The judges ruled Bourn’s testimony wasn’t credible when he said he overlooked the mistake. Whether Bourn would have lost the election without the listing, however, the judges couldn’t decide.
The judges dismissed two additional complaints from Forney. Also dismissed was a complaint Bourn himself brought forward claiming Forney’s website incorrectly listed endorsements from supporters in her 2005 campaign.
In an interview with the Southwest Journal, Bourn said he would not appeal the amount.
“We’re just going to accept it and move forward,” he said.
He called the situation “a miscommunication under some unusual circumstances.”
Forney afterward said she wishes Bourn were more apologetic. The fine is severe, she said, and reflects the seriousness of his actions, which she believes were deliberate.
“It wasn’t a matter of who’s winning or not,” Forney said. “This is just wrong.”
In 2005, Commissioner Carol Kummer was fined $600 for knowingly using the initials “DFL” on campaign material despite never having received the party’s endorsement.
Illegal stickers leave parks staff befuddled
Paul Hokeness has a funny — well, sort of funny — story to tell. See, he’s been feeling a tad paranoid.
Ever since July, he’s frequently felt the urge to check every light pole at every intersection in Minneapolis. He scans their black bases, their yellow semaphores. Very often, he’ll see another example of the source of his ire: a round blue-and-green sticker touting Minneapolis’ “City of Lakes” moniker.
The stickers seem harmless, Hokeness said, but they’re illegal, just as much an example of vandalism as a graffiti-tagged wall. They’re scattered all over the city — at 50th Street & Penn Avenue, at 50th Street & Xerxes Avenue, at Richfield Road & William Berry Parkway, at 36th Street & East Calhoun Parkway.
What bothers Hokeness is that nobody seems to know who’s been putting them up — plus, there’s this twist: Last fall, a Park Board staff member, Painter Park’s Mitch Waukau, saw a man placing one of the stickers on a light pole near board headquarters. Waukau took down the man’s vehicle information, but when he gave it to police, the license plate number didn’t match the car’s make.
“Someone’s definitely trying to be sneaky,” Waukau said.
For Hokeness, who’s been with the Park Board for decades, it’s been a frustrating experience. He said this is the most widespread, professional-looking act of vandalism he’s experienced in his decades with the Park Board.
“It’s kind of a funny story,” Hokeness said. “But it takes us time and money to remove these stickers. And we just see them more and more.”
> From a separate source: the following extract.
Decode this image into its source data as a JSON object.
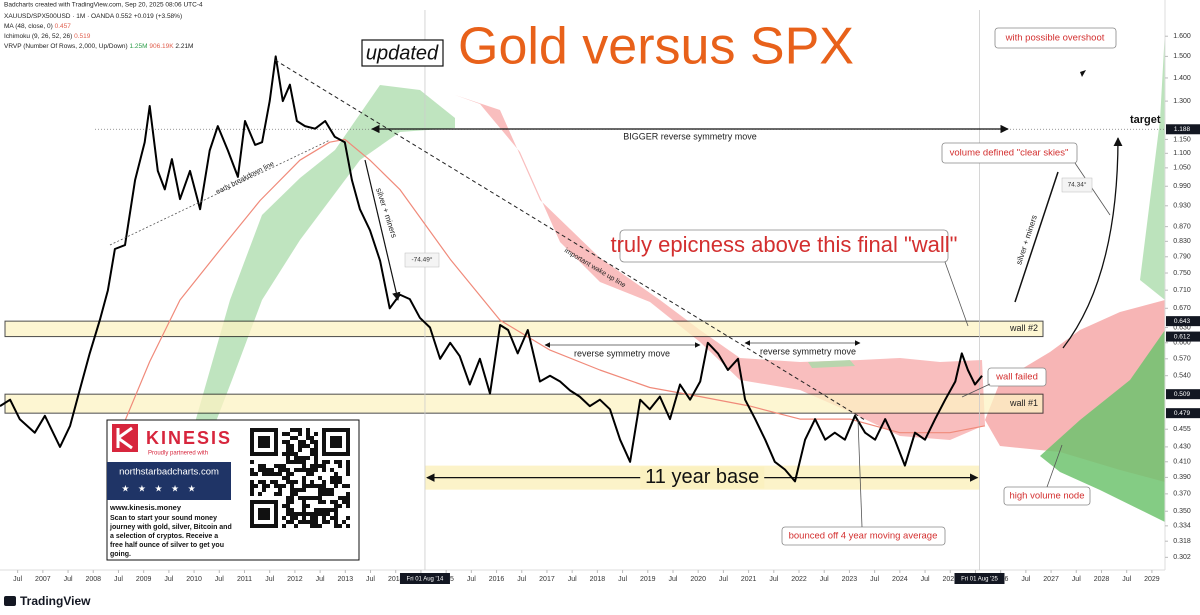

People with information are urged to call Park Police at 230-6550 or, because many of the stickers are appearing on non-parks property, Minneapolis 311. Vandalism in progress should be reported to 911.
Pedestrian bridge repair gets construction company
The Park Board has hired Construction Results Corp. to rehabilitate the popular pedestrian bridge that spans Minnehaha Creek.
Repairs of the Bryant Avenue Bridge, closed in 2008, were fast-tracked last year. However, federal involvement — it’s being funded with stimulus money — added extra time and extra hoops for the Park Board to jump through.
Construction Results will be paid about $400,000. Barring any surprises, the project could be completed this year, parks planner Judd Rietkerk said.
Linden Hills pool a summer project
The Park Board is hoping to take on repairs of the Linden Hills neighborhood pool this summer, General Manager Mike Schmidt said.
When the wading pool broke down last year, there was some discussion about replacing the decades-old system with a modern splash pad, but because of the economy, repairs are more likely.
Schmidt said he was hoping to have staff check out the pool this month to see how extensive repairs would have to be. If a fix is simple, he said, the pool could be open this summer. Otherwise, it will be down all season.